Nuestro Señor Jesucristo dejó muy claro en el Evangelio que todos somos pecadores, basta leer el pasaje que narra que los fariseos le llevan a una mujer acusada de adulterio, esperando escuchar una condena de sus labios, pero Él responde categóricamente: «el que esté libre de pecado, que lance la primera piedra» (Jn 8, 7).
Sin embargo, tenemos la esperanza de que Él tendrá misericordia de nosotros, simplemente por el infinito amor que nos profesa, y estamos seguros de que no quiere nuestra condenación, por el contrario, nos ha dejado todos los medios necesarios para alcanzar la santidad, los cuales tenemos a mano y se llaman sacramentos, especialmente el de la Reconciliación y el de la Eucaristía.
Dos extremos: desesperanza y abuso de confianza
Lo que es cierto es que no debemos caer en los extremos: ni desesperar, pensando que somos tan pecadores que Dios no podrá perdonarnos, ni en el exceso de confianza, creyendo que podemos hacer lo que nos plazca, porque finalmente Dios no permitirá que nos condenemos.
Por eso, es importante estar siempre dispuestos a buscar la manera de superar nuestros defectos e ir poco a poco deshaciéndonos de nuestros pecados, algunos habituales o tan apegados a nuestra rutina que creemos falsamente que son parte de nuestra personalidad.
Desesperarnos es una trampa del demonio
El primer caso es usual entre los que se convierten pero no tienen formación en la fe. Es posible que hayan tenido un primer encuentro con Jesús y se sientan tan indignos de Él que les cueste aceptar la enormidad del efecto que tiene el sacramento de la reconciliación en el pecador arrepentido. Por eso es indispensable estudiar el Catecismo de la Iglesia Católica, acudir a Misa todos los domingos e incluso entre semana, ver programas edificantes en televisión o redes sociales, frecuentar algún grupo de estudio y orar intensamente en casa y frente al Santísimo Sacramento para fortalecerse; además de confesarse con frecuencia, para alejar de sí los embates del demonio.
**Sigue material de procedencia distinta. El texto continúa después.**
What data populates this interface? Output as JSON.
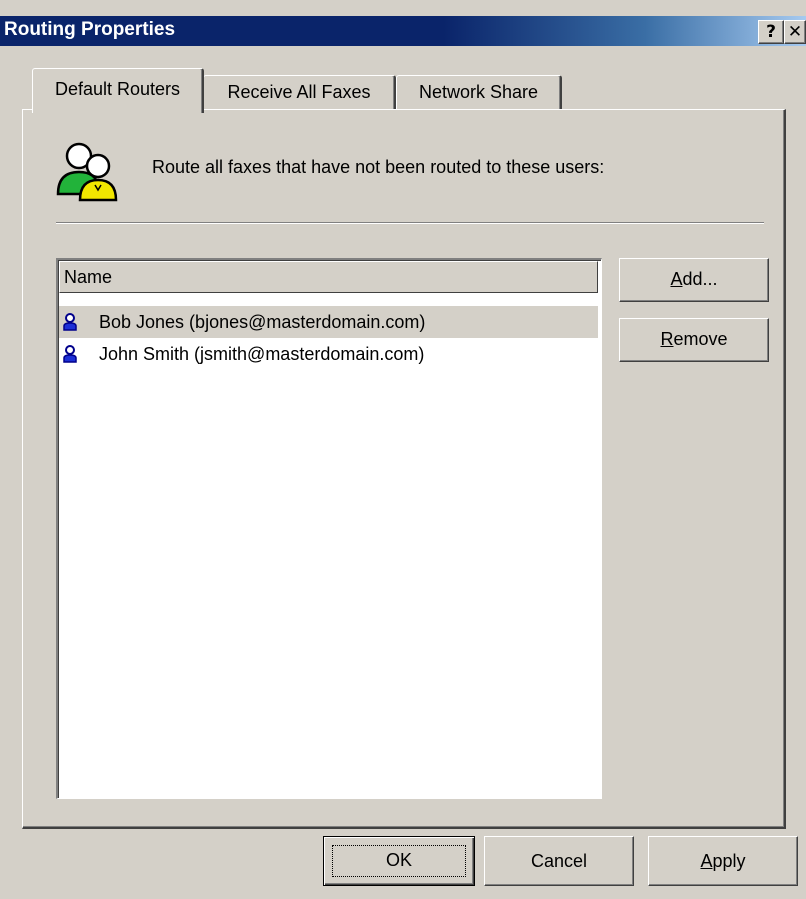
{
  "window": {
    "title": "Routing Properties",
    "help_button": "?",
    "close_button": "✕"
  },
  "tabs": [
    {
      "label": "Default Routers",
      "active": true
    },
    {
      "label": "Receive All Faxes",
      "active": false
    },
    {
      "label": "Network Share",
      "active": false
    }
  ],
  "instruction": "Route all faxes that have not been routed to these users:",
  "list": {
    "column_header": "Name",
    "rows": [
      {
        "text": "Bob Jones (bjones@masterdomain.com)",
        "selected": true
      },
      {
        "text": "John Smith (jsmith@masterdomain.com)",
        "selected": false
      }
    ]
  },
  "buttons": {
    "add": {
      "mnemonic": "A",
      "rest": "dd..."
    },
    "remove": {
      "mnemonic": "R",
      "rest": "emove"
    },
    "ok": "OK",
    "cancel": "Cancel",
    "apply": {
      "mnemonic": "A",
      "rest": "pply"
    }
  },
  "colors": {
    "titlebar_start": "#0a246a",
    "titlebar_end": "#a6caf0",
    "face": "#d4d0c8",
    "list_bg": "#ffffff"
  },
  "icons": {
    "group": "users-group-icon",
    "user": "user-icon"
  }
}
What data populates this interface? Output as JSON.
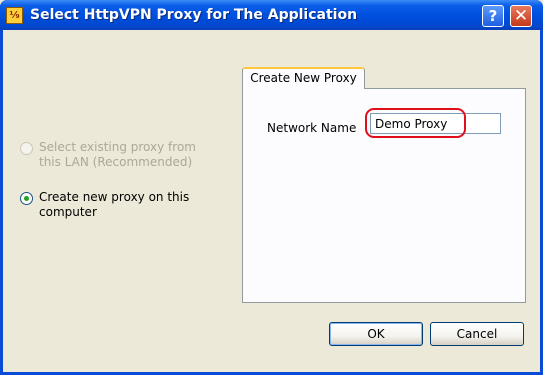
{
  "window": {
    "title": "Select HttpVPN Proxy for The Application",
    "app_icon_glyph": "⅑",
    "help_glyph": "?",
    "close_glyph": "✕"
  },
  "options": {
    "existing_proxy_label": "Select existing proxy from this LAN (Recommended)",
    "existing_proxy_enabled": false,
    "existing_proxy_selected": false,
    "new_proxy_label": "Create new proxy on this computer",
    "new_proxy_selected": true
  },
  "tab": {
    "label": "Create New Proxy"
  },
  "form": {
    "network_name_label": "Network Name",
    "network_name_value": "Demo Proxy"
  },
  "buttons": {
    "ok_label": "OK",
    "cancel_label": "Cancel"
  },
  "colors": {
    "titlebar": "#0050e0",
    "highlight_ring": "#e0101a",
    "radio_checked": "#21a121",
    "dialog_bg": "#ece9d8"
  }
}
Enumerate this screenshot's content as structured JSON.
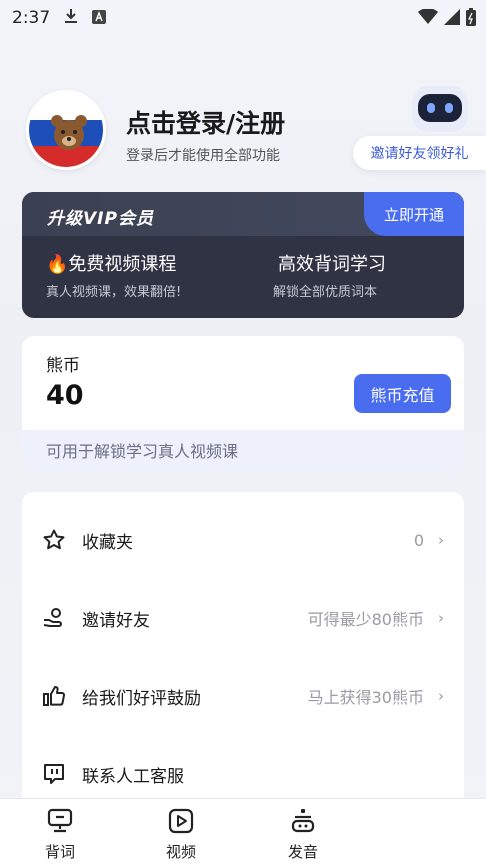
{
  "status_bar": {
    "time": "2:37"
  },
  "profile": {
    "login_title": "点击登录/注册",
    "login_subtitle": "登录后才能使用全部功能",
    "invite_badge": "邀请好友领好礼"
  },
  "vip": {
    "title": "升级VIP会员",
    "open_button": "立即开通",
    "features": [
      {
        "title": "🔥免费视频课程",
        "subtitle": "真人视频课，效果翻倍!"
      },
      {
        "title": "高效背词学习",
        "subtitle": "解锁全部优质词本"
      }
    ]
  },
  "coins": {
    "label": "熊币",
    "value": "40",
    "recharge_button": "熊币充值",
    "note": "可用于解锁学习真人视频课"
  },
  "menu": [
    {
      "label": "收藏夹",
      "value": "0",
      "icon": "star-icon"
    },
    {
      "label": "邀请好友",
      "value": "可得最少80熊币",
      "icon": "hand-icon"
    },
    {
      "label": "给我们好评鼓励",
      "value": "马上获得30熊币",
      "icon": "thumbs-up-icon"
    },
    {
      "label": "联系人工客服",
      "value": "",
      "icon": "chat-icon"
    }
  ],
  "tabs": [
    {
      "label": "背词",
      "icon": "vocabulary-icon"
    },
    {
      "label": "视频",
      "icon": "video-play-icon"
    },
    {
      "label": "发音",
      "icon": "pronunciation-icon"
    }
  ],
  "colors": {
    "accent": "#4a6df0",
    "vip_bg": "#2f3344",
    "note_bg": "#eef0fb"
  }
}
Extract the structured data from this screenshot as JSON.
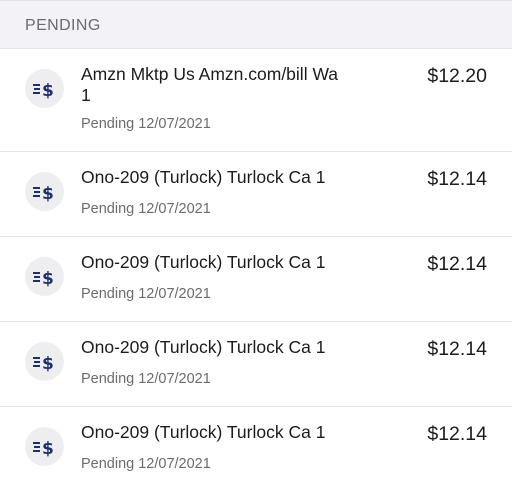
{
  "section": {
    "title": "PENDING"
  },
  "transactions": [
    {
      "icon": "pending-payment-icon",
      "description": "Amzn Mktp Us Amzn.com/bill Wa 1",
      "status": "Pending 12/07/2021",
      "amount": "$12.20"
    },
    {
      "icon": "pending-payment-icon",
      "description": "Ono-209 (Turlock) Turlock Ca 1",
      "status": "Pending 12/07/2021",
      "amount": "$12.14"
    },
    {
      "icon": "pending-payment-icon",
      "description": "Ono-209 (Turlock) Turlock Ca 1",
      "status": "Pending 12/07/2021",
      "amount": "$12.14"
    },
    {
      "icon": "pending-payment-icon",
      "description": "Ono-209 (Turlock) Turlock Ca 1",
      "status": "Pending 12/07/2021",
      "amount": "$12.14"
    },
    {
      "icon": "pending-payment-icon",
      "description": "Ono-209 (Turlock) Turlock Ca 1",
      "status": "Pending 12/07/2021",
      "amount": "$12.14"
    }
  ],
  "colors": {
    "icon": "#1f2f6e",
    "header_bg": "#f2f2f7"
  }
}
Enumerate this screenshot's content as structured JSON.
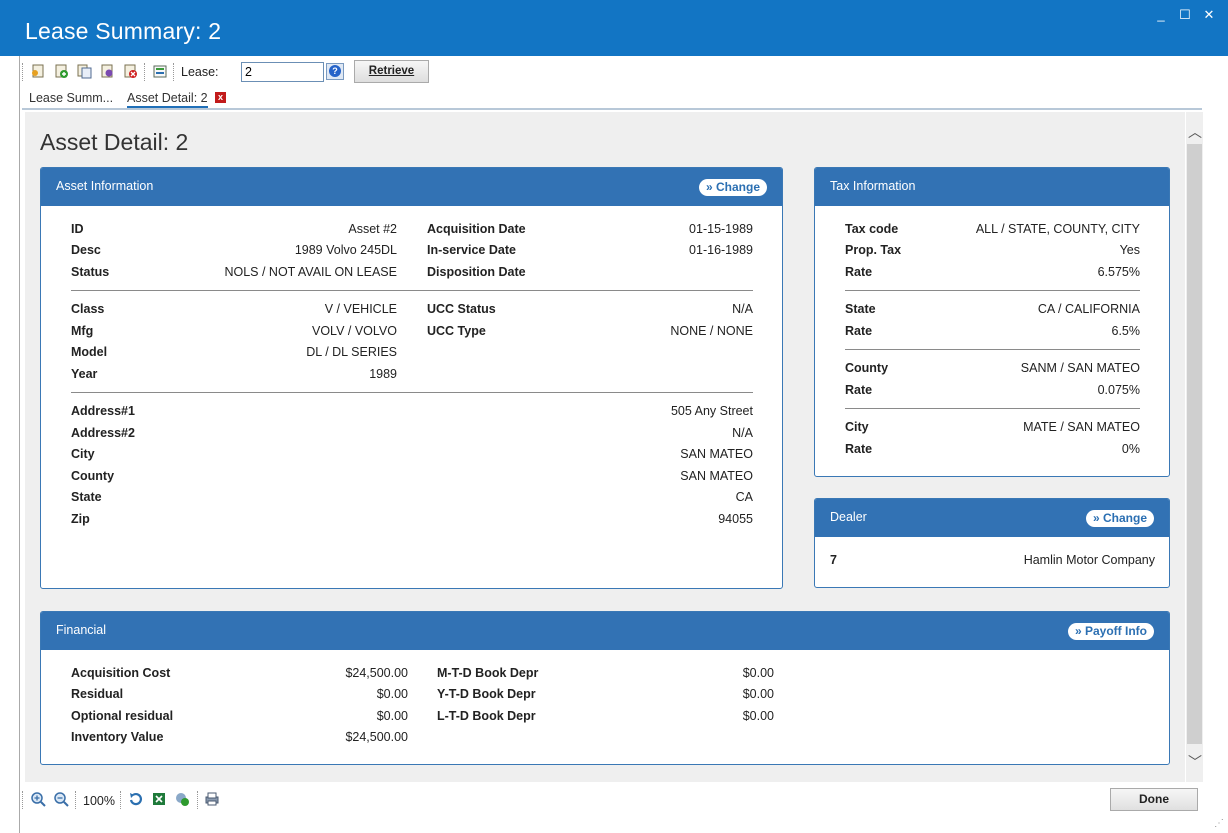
{
  "window": {
    "title": "Lease Summary: 2",
    "minimize": "_",
    "maximize": "☐",
    "close": "✕"
  },
  "toolbar": {
    "lease_label": "Lease:",
    "lease_value": "2",
    "retrieve_label": "Retrieve"
  },
  "tabs": [
    {
      "label": "Lease Summ..."
    },
    {
      "label": "Asset Detail: 2",
      "close": "x"
    }
  ],
  "page_title": "Asset Detail: 2",
  "asset": {
    "title": "Asset Information",
    "change_label": "» Change",
    "left": [
      {
        "k": "ID",
        "v": "Asset #2"
      },
      {
        "k": "Desc",
        "v": "1989 Volvo 245DL"
      },
      {
        "k": "Status",
        "v": "NOLS / NOT AVAIL ON LEASE"
      },
      {
        "k": "Class",
        "v": "V / VEHICLE"
      },
      {
        "k": "Mfg",
        "v": "VOLV / VOLVO"
      },
      {
        "k": "Model",
        "v": "DL / DL SERIES"
      },
      {
        "k": "Year",
        "v": "1989"
      }
    ],
    "right": [
      {
        "k": "Acquisition Date",
        "v": "01-15-1989"
      },
      {
        "k": "In-service Date",
        "v": "01-16-1989"
      },
      {
        "k": "Disposition Date",
        "v": ""
      },
      {
        "k": "UCC Status",
        "v": "N/A"
      },
      {
        "k": "UCC Type",
        "v": "NONE / NONE"
      }
    ],
    "address": [
      {
        "k": "Address#1",
        "v": "505 Any Street"
      },
      {
        "k": "Address#2",
        "v": "N/A"
      },
      {
        "k": "City",
        "v": "SAN MATEO"
      },
      {
        "k": "County",
        "v": "SAN MATEO"
      },
      {
        "k": "State",
        "v": "CA"
      },
      {
        "k": "Zip",
        "v": "94055"
      }
    ]
  },
  "tax": {
    "title": "Tax Information",
    "rows": [
      {
        "k": "Tax code",
        "v": "ALL / STATE, COUNTY, CITY"
      },
      {
        "k": "Prop. Tax",
        "v": "Yes"
      },
      {
        "k": "Rate",
        "v": "6.575%"
      },
      {
        "k": "State",
        "v": "CA / CALIFORNIA"
      },
      {
        "k": "Rate",
        "v": "6.5%"
      },
      {
        "k": "County",
        "v": "SANM / SAN MATEO"
      },
      {
        "k": "Rate",
        "v": "0.075%"
      },
      {
        "k": "City",
        "v": "MATE / SAN MATEO"
      },
      {
        "k": "Rate",
        "v": "0%"
      }
    ]
  },
  "dealer": {
    "title": "Dealer",
    "change_label": "» Change",
    "id": "7",
    "name": "Hamlin Motor Company"
  },
  "financial": {
    "title": "Financial",
    "payoff_label": "» Payoff Info",
    "left": [
      {
        "k": "Acquisition Cost",
        "v": "$24,500.00"
      },
      {
        "k": "Residual",
        "v": "$0.00"
      },
      {
        "k": "Optional residual",
        "v": "$0.00"
      },
      {
        "k": "Inventory Value",
        "v": "$24,500.00"
      }
    ],
    "right": [
      {
        "k": "M-T-D Book Depr",
        "v": "$0.00"
      },
      {
        "k": "Y-T-D Book Depr",
        "v": "$0.00"
      },
      {
        "k": "L-T-D Book Depr",
        "v": "$0.00"
      }
    ]
  },
  "statusbar": {
    "zoom": "100%",
    "done_label": "Done"
  }
}
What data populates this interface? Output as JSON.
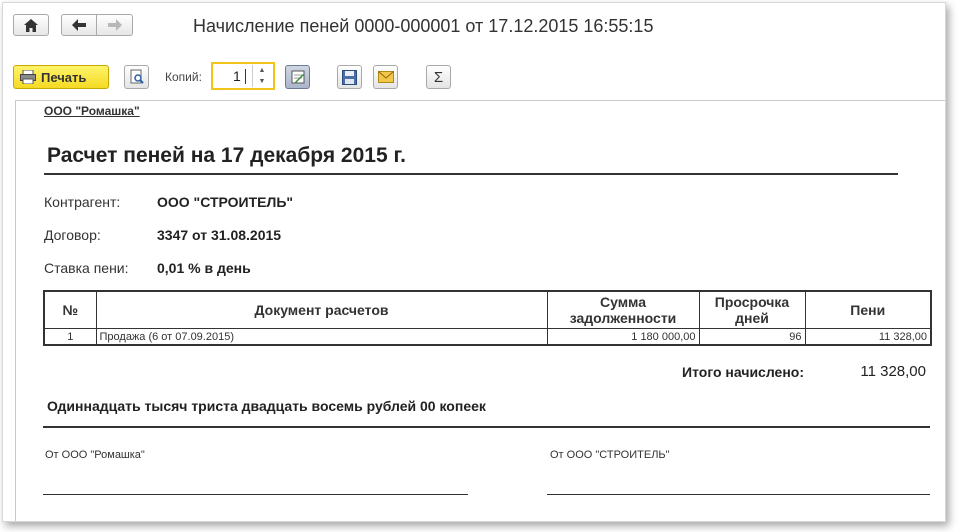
{
  "window": {
    "title": "Начисление пеней 0000-000001 от 17.12.2015 16:55:15"
  },
  "nav": {
    "home_icon": "home-icon",
    "back_icon": "arrow-left-icon",
    "forward_icon": "arrow-right-icon"
  },
  "toolbar": {
    "print_label": "Печать",
    "copies_label": "Копий:",
    "copies_value": "1",
    "icons": [
      "preview-icon",
      "edit-document-icon",
      "save-icon",
      "mail-icon",
      "sum-icon"
    ],
    "print_color": "#f7dd2a"
  },
  "document": {
    "organization": "ООО \"Ромашка\"",
    "title": "Расчет пеней на 17 декабря 2015 г.",
    "fields": {
      "counterparty_label": "Контрагент:",
      "counterparty_value": "ООО \"СТРОИТЕЛЬ\"",
      "contract_label": "Договор:",
      "contract_value": "3347 от 31.08.2015",
      "rate_label": "Ставка пени:",
      "rate_value": "0,01 % в день"
    },
    "table": {
      "headers": {
        "num": "№",
        "document": "Документ расчетов",
        "debt_line1": "Сумма",
        "debt_line2": "задолженности",
        "overdue_line1": "Просрочка",
        "overdue_line2": "дней",
        "penalty": "Пени"
      },
      "rows": [
        {
          "num": "1",
          "document": "Продажа (6 от 07.09.2015)",
          "debt": "1 180 000,00",
          "days": "96",
          "penalty": "11 328,00"
        }
      ]
    },
    "total_label": "Итого начислено:",
    "total_value": "11 328,00",
    "amount_in_words": "Одиннадцать тысяч триста двадцать восемь рублей 00 копеек",
    "signature_left": "От ООО \"Ромашка\"",
    "signature_right": "От ООО \"СТРОИТЕЛЬ\""
  }
}
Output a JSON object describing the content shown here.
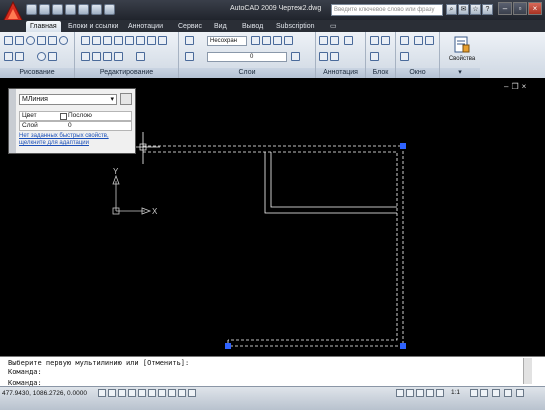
{
  "title_bar": {
    "app_title": "AutoCAD 2009 Чертеж2.dwg",
    "search_placeholder": "Введите ключевое слово или фразу"
  },
  "tabs": [
    "Главная",
    "Блоки и ссылки",
    "Аннотации",
    "Сервис",
    "Вид",
    "Вывод",
    "Subscription"
  ],
  "ribbon": {
    "panels": [
      "Рисование",
      "Редактирование",
      "Слои",
      "Аннотация",
      "Блок",
      "Окно"
    ],
    "layer_state_combo": "Несохран",
    "layer_combo": "0",
    "properties_button": "Свойства"
  },
  "quick_properties": {
    "object_type": "МЛиния",
    "rows": [
      {
        "label": "Цвет",
        "value": "Послою"
      },
      {
        "label": "Слой",
        "value": "0"
      }
    ],
    "link": "Нет заданных быстрых свойств, щелкните для адаптации"
  },
  "ucs": {
    "x_label": "X",
    "y_label": "Y"
  },
  "command_line": {
    "lines": [
      "Выберите первую мультилинию или [Отменить]:",
      "Команда:",
      "Команда:"
    ]
  },
  "status_bar": {
    "coordinates": "477.9430, 1086.2726, 0.0000",
    "scale": "1:1"
  },
  "colors": {
    "canvas": "#000000",
    "grip": "#2f63ff",
    "selection": "#ffffff",
    "accent": "#e03020"
  }
}
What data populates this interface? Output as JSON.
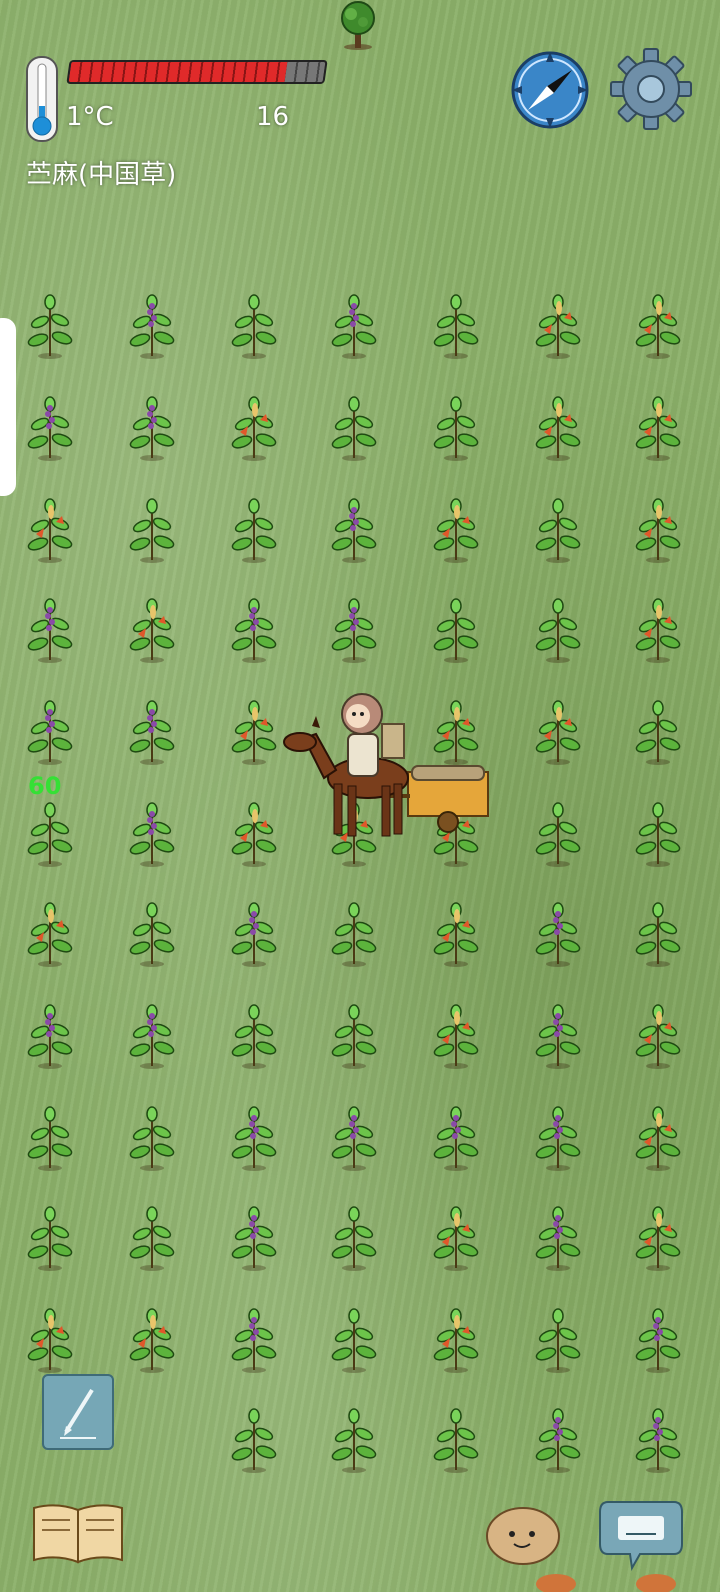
{
  "hud": {
    "temperature": "1°C",
    "count": "16",
    "object_name": "苎麻(中国草)",
    "food_level": 0.85,
    "floating_number": "60"
  },
  "colors": {
    "health_fill": "#e02a2a",
    "health_empty": "#777777",
    "grass": "#8bb069",
    "floating_number": "#35e035"
  },
  "icons": {
    "thermometer": "thermometer-icon",
    "compass": "compass-icon",
    "settings": "gear-icon",
    "pen": "pen-icon",
    "book": "book-icon",
    "emote": "potato-face-icon",
    "keyboard": "keyboard-icon"
  },
  "field": {
    "rows": [
      [
        "g",
        "p",
        "g",
        "p",
        "g",
        "o",
        "o"
      ],
      [
        "p",
        "p",
        "o",
        "g",
        "g",
        "o",
        "o"
      ],
      [
        "o",
        "g",
        "g",
        "p",
        "o",
        "g",
        "o"
      ],
      [
        "p",
        "o",
        "p",
        "p",
        "g",
        "g",
        "o"
      ],
      [
        "p",
        "p",
        "o",
        "",
        "o",
        "o",
        "g"
      ],
      [
        "g",
        "p",
        "o",
        "o",
        "o",
        "g",
        "g"
      ],
      [
        "o",
        "g",
        "p",
        "g",
        "o",
        "p",
        "g"
      ],
      [
        "p",
        "p",
        "g",
        "g",
        "o",
        "p",
        "o"
      ],
      [
        "g",
        "g",
        "p",
        "p",
        "p",
        "p",
        "o"
      ],
      [
        "g",
        "g",
        "p",
        "g",
        "o",
        "p",
        "o"
      ],
      [
        "o",
        "o",
        "p",
        "g",
        "o",
        "g",
        "p"
      ],
      [
        "",
        "",
        "g",
        "g",
        "g",
        "p",
        "p"
      ]
    ]
  }
}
La presunción nos aleja de Dios
El segundo caso es quizá más peligroso que el primero, pues la persona cae en el extremo de creer que, haga lo que haga, Dios tiene la obligación de salvarlo a pesar de él mismo, como si Dios pudiera forzarnos a hacer algo que no queremos, aunque se trate de un beneficio para nuestra alma. Está muy equivocado quien pretende salvarse sin esfuerzo, por eso la santidad estriba en amar a Dios sobre todas las cosas, deseando parecernos a Cristo cada vez más, y amar al prójimo como a nosotros mismos, que es donde todo se descompone, ya lo advirtió el Señor:
«Amen a sus enemigos, hagan el bien y presten sin esperar nada en cambio. Entonces la recompensa de ustedes será grande y serán hijos del Altísimo, porque Él es bueno con los desagradecidos y los malos» (Jn 6, 35).
Cada día es una oportunidad de mejorar
En conclusión, podemos decir que todos estamos en el camino de la perfección, unos adelante, otros más quedados, pero nuestra intención debe ser en todo momento alcanzar el cielo y procurar utilizar los medios que Dios nos ha dado. Si nuestro Señor no quisiera nuestra salvación, nada podríamos hacer para lograrla, pero Él nos quiere a su lado, ahora falta que seamos nosotros lo que nos esmeremos en aprovechar sus gracias y mejorar nuestra vida.
Que Dios nos ayude a perseverar, siempre de la mano de María Santísima.